David McLeod
OA
OA
Oil on aluminum, 72x48".
This work is an attempt to speak of many things in distilled terms. Visually, it’s just an aluminum circle inside a blue circle that has been rolled away from a large shape.
The reflective quality of the aluminum integrates the work with the viewer and viewing space. This allows for a strange duality: infinite complexity and hyper specificity. While environmental influence is universal to life on earth, the simplicity of this work attempts to push this reality into focus. But curiosity and inspection are necessary, as if the work both requires and refuses its viewers to find themselves in it. This careful dance is of course always in danger of irrelevance due to the overtly graphic blue shape.

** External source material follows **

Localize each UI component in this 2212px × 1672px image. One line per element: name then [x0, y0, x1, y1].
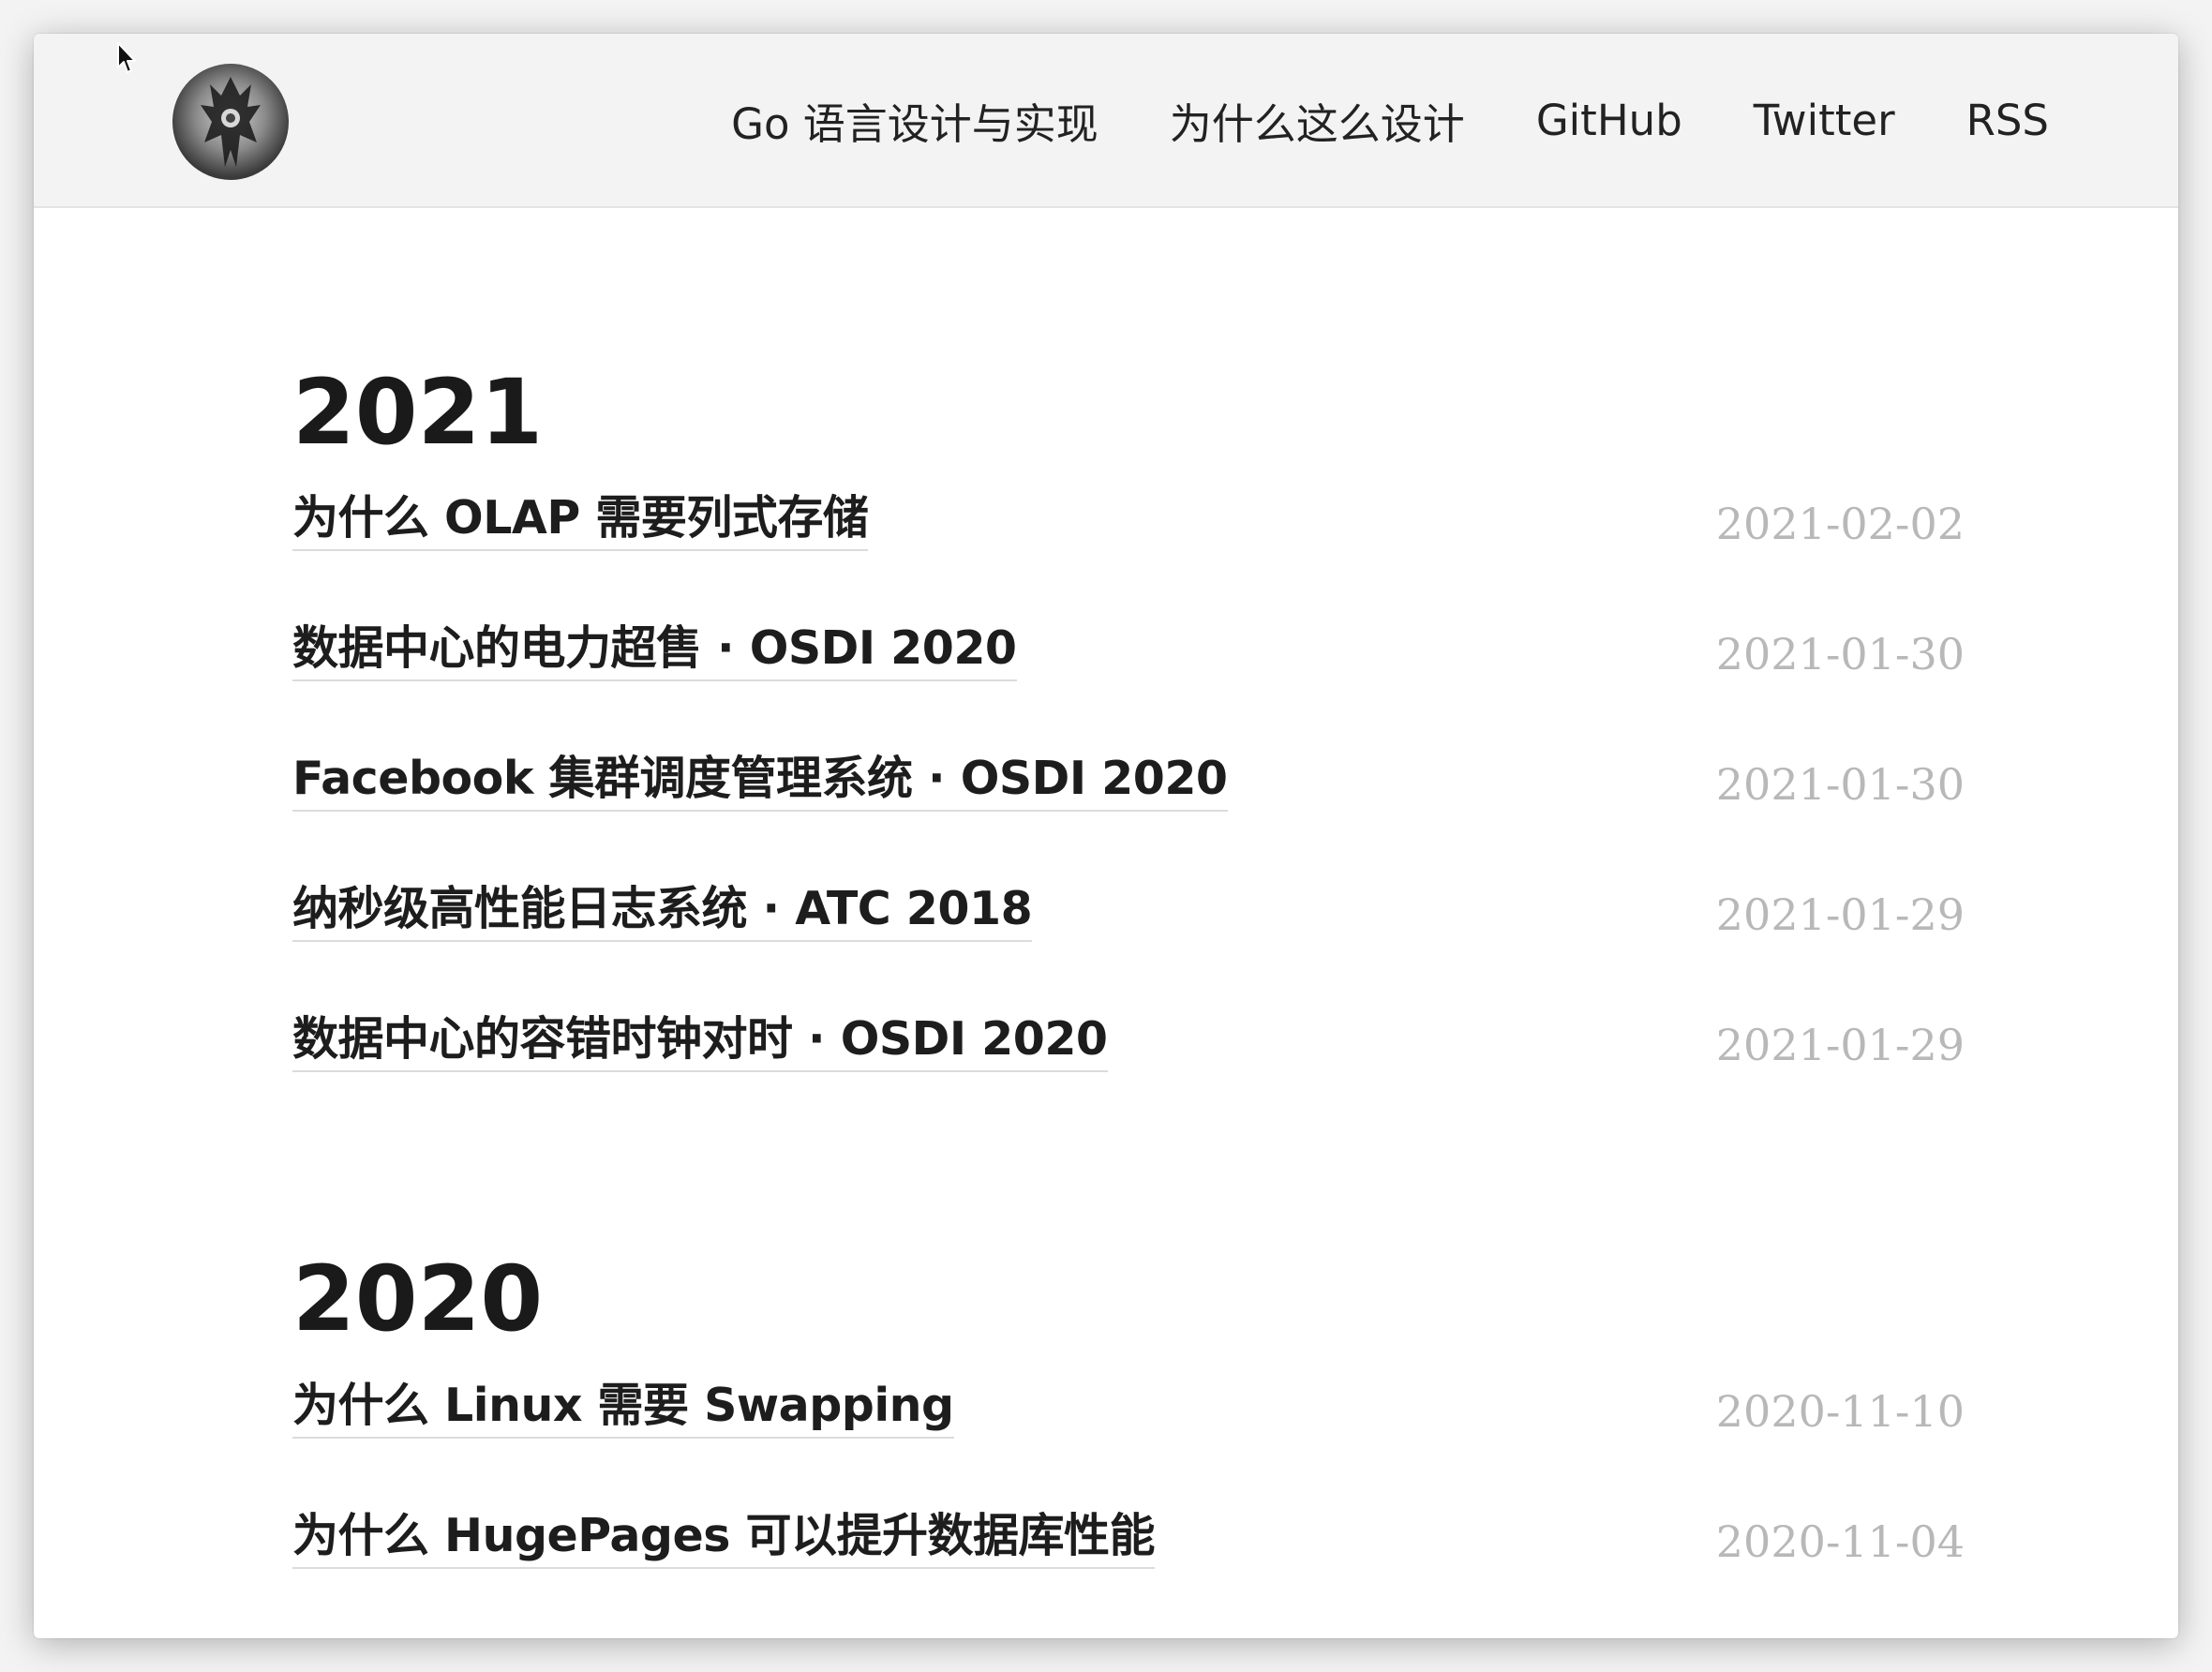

Potential interpretations could include all "traditional" categories: landscape, figurative and still life. For instance, it appears that there is a tilted horizon with a part of the sky breaking free. Could the “moon” be causing this or is it being acted on? Is the hook shape caused by the two blue shapes menacing or protective? Is the circle an eye? Is the entire painting an upside-down iPod from 2003? Why can I not find my image in center circle, as I can in other areas? What would happen if the sky were to split or we could see below the horizon?
How thin is the veil of reality?
Is it as thin as the paint on the surface here? Or as thin as the aluminum sheet itself? The aluminum is, coincidentally, roughly the same thickness as human skin, which is the barrier (veil?) between every human and his/her environment.